Magn Reson Med. 2001 Nov;46(5):1028-30. doi: 10.1002/mrm.1292.
In this study, pulmonary MR angiography (MRA) using a tailored coil at 4 Tesla in conjunction with an intravenous injection of contrast agent is described. Three-dimensional gradient-echo images were obtained during the intravenous injection of 0.05, 0.1, and 0.2 mmol/kg body weight of gadodiamide to investigate the signal enhancement effect of the contrast agent in pulmonary arteries qualitatively and quantitatively. In the qualitative analysis, the subsegmental branches were visualized on every dose. In the quantitative analysis, the average contrast-to-noise ratios (CNRs) of the main pulmonary arteries increased in a dose-dependent manner. However, the CNRs of segmental arteries did not increase as the dose of contrast agent increased, as observed at 1.5 Tesla MRI. These observations demonstrate the feasibility of delineating the pulmonary vasculature using a contrast agent; however, our results also suggest possible high-field-related disabilities that need to be overcome before high-field (> or =4 Tesla) MRI can be used to full advantage.

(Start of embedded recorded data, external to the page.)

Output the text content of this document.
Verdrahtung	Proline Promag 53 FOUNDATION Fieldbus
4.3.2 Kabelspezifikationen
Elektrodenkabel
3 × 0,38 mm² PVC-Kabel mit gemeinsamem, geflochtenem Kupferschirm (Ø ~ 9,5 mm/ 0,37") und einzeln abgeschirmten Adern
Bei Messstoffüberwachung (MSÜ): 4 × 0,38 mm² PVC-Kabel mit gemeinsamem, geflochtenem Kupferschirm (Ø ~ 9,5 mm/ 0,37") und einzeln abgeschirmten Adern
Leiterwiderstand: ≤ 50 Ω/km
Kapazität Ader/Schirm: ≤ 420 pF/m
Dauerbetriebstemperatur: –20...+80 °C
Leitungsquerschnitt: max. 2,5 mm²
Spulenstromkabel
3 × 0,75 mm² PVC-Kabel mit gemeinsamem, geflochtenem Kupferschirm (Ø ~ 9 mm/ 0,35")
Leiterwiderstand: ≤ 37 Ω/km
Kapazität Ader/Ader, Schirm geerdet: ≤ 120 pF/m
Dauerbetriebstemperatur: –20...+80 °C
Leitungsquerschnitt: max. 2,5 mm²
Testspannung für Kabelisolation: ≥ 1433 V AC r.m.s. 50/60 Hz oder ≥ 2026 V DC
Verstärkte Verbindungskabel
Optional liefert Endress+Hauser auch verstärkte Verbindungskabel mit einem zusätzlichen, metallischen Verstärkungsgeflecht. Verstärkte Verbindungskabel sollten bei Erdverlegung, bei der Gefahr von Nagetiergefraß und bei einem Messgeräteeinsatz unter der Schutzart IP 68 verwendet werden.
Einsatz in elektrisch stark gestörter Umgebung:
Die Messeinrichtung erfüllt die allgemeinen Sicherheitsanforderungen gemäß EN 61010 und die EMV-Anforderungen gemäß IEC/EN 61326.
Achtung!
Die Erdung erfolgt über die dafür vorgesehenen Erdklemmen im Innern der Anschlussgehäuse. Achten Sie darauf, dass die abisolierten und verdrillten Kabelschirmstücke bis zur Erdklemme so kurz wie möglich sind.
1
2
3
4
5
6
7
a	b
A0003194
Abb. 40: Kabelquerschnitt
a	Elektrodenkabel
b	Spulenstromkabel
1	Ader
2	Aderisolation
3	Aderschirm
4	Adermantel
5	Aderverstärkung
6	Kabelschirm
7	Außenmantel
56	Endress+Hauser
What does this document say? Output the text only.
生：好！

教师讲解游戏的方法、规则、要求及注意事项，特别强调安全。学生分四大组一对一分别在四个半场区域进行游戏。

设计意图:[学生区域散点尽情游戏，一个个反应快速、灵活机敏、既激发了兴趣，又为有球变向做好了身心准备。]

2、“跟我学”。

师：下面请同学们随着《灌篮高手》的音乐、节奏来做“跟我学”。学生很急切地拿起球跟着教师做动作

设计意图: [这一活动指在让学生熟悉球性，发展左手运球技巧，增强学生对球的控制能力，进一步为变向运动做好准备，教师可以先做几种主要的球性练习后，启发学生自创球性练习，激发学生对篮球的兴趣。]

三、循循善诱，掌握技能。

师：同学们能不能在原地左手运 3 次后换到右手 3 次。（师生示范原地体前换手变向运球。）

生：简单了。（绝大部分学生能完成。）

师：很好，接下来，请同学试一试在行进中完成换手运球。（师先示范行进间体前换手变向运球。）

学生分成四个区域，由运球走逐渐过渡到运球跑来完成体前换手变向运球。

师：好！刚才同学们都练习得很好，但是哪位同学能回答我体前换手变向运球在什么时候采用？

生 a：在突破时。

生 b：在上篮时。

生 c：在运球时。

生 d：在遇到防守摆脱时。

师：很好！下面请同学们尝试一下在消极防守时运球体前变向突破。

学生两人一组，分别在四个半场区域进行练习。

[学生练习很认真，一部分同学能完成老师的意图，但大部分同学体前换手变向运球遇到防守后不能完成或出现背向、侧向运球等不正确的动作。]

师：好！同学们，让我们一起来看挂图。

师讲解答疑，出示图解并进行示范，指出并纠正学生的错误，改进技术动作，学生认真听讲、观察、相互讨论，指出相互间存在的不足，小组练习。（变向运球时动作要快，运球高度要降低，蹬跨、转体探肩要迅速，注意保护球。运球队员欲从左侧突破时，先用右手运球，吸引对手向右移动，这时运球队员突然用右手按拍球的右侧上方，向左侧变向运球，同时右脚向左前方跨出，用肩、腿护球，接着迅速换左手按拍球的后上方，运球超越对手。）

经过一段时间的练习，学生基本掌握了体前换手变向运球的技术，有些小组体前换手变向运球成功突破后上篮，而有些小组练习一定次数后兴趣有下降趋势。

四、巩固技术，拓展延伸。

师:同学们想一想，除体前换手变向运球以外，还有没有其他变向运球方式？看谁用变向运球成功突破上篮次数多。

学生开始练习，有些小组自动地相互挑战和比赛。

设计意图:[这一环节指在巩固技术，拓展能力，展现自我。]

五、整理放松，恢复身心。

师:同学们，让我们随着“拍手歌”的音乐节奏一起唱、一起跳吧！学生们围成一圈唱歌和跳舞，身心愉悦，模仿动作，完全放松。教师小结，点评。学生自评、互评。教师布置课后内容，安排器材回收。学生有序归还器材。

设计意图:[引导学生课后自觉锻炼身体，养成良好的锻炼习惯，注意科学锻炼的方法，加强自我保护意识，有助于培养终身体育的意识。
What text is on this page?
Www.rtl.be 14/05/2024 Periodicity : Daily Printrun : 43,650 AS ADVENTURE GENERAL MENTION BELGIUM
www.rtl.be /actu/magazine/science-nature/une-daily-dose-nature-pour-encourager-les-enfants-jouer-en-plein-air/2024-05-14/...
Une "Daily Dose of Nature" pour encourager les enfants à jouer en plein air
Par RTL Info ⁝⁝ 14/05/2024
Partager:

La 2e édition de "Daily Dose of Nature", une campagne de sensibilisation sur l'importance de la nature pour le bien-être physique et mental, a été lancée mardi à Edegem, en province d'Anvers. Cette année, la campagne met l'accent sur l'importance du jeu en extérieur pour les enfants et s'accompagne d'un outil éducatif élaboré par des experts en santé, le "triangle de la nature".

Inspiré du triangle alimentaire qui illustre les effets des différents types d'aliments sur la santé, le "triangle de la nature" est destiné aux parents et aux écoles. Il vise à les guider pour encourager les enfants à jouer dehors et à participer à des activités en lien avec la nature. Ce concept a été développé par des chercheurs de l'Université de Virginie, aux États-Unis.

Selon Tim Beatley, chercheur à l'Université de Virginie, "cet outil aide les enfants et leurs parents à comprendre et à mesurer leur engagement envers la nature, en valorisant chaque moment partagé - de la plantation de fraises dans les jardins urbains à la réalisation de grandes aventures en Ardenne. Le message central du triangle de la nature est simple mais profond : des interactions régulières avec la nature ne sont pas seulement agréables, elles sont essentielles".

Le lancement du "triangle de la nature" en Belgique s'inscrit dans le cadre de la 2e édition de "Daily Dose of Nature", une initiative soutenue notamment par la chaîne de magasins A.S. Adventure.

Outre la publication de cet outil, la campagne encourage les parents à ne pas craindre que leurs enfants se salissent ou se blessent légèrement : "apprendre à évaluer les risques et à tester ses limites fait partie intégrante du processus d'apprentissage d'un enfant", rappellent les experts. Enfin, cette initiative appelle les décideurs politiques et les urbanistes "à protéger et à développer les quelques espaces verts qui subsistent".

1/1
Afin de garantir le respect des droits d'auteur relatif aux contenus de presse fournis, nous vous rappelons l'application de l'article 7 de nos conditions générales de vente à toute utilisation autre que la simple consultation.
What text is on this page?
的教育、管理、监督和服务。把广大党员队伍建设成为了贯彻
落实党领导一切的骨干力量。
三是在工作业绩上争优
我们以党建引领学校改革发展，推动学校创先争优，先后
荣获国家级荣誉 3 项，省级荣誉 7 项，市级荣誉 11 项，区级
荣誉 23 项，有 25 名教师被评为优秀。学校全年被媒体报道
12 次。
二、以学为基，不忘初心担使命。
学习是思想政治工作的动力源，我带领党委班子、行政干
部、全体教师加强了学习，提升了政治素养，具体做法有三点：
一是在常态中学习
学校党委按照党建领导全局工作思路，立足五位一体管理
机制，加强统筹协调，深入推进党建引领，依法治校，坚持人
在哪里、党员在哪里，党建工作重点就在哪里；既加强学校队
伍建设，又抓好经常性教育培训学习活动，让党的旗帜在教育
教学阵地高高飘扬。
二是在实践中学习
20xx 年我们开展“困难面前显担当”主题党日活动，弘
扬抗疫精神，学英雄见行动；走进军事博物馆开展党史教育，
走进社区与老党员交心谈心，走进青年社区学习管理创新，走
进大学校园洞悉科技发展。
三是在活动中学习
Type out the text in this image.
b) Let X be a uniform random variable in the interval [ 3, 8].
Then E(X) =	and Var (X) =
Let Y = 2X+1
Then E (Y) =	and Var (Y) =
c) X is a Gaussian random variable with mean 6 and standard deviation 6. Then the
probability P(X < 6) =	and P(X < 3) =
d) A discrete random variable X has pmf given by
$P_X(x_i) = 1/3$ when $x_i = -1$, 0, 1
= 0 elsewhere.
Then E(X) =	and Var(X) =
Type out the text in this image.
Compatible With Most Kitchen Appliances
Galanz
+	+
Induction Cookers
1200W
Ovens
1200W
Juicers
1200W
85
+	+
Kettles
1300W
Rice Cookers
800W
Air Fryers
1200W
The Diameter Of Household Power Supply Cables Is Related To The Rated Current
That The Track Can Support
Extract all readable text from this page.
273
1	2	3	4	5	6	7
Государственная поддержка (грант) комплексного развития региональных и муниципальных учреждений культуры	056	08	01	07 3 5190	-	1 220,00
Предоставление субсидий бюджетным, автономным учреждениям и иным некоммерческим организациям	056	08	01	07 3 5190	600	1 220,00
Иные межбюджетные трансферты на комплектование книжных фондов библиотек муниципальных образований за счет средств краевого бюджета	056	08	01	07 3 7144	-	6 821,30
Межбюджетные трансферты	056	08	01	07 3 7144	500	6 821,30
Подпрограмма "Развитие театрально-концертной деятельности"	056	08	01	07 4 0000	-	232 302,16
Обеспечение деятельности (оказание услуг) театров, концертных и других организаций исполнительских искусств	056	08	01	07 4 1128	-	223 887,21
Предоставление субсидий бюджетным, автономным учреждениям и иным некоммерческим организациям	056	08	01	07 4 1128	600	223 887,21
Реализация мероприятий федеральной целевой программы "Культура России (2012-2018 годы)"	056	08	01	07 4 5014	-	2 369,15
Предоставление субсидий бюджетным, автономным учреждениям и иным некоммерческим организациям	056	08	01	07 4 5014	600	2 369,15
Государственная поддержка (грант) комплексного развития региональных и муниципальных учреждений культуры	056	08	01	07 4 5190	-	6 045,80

本研究描述了在4特斯拉场强下使用定制线圈并结合静脉注射造影剂进行肺部磁共振血管造影(MRA)的方法。在静脉注射钆双胺,剂量分别为0.05、0.1和0.2 mmol/kg体重时,采集三维梯度回波图像,以定性和定量研究造影剂对肺动脉的信号增强效果。在定性分析中,各剂量下均能观察到亚段分支。在定量分析中,主肺动脉的平均对比噪声比(CNR)呈剂量依赖性增加。然而,与1.5特斯拉MRI观察结果相同,随着造影剂剂量增加,段动脉的CNR并未增加。这些观察结果证明了使用造影剂描绘肺血管系统的可行性;然而,我们的结果也表明,在高场(≥4特斯拉)MRI能够充分发挥优势之前,可能存在一些与高场相关的问题需要克服。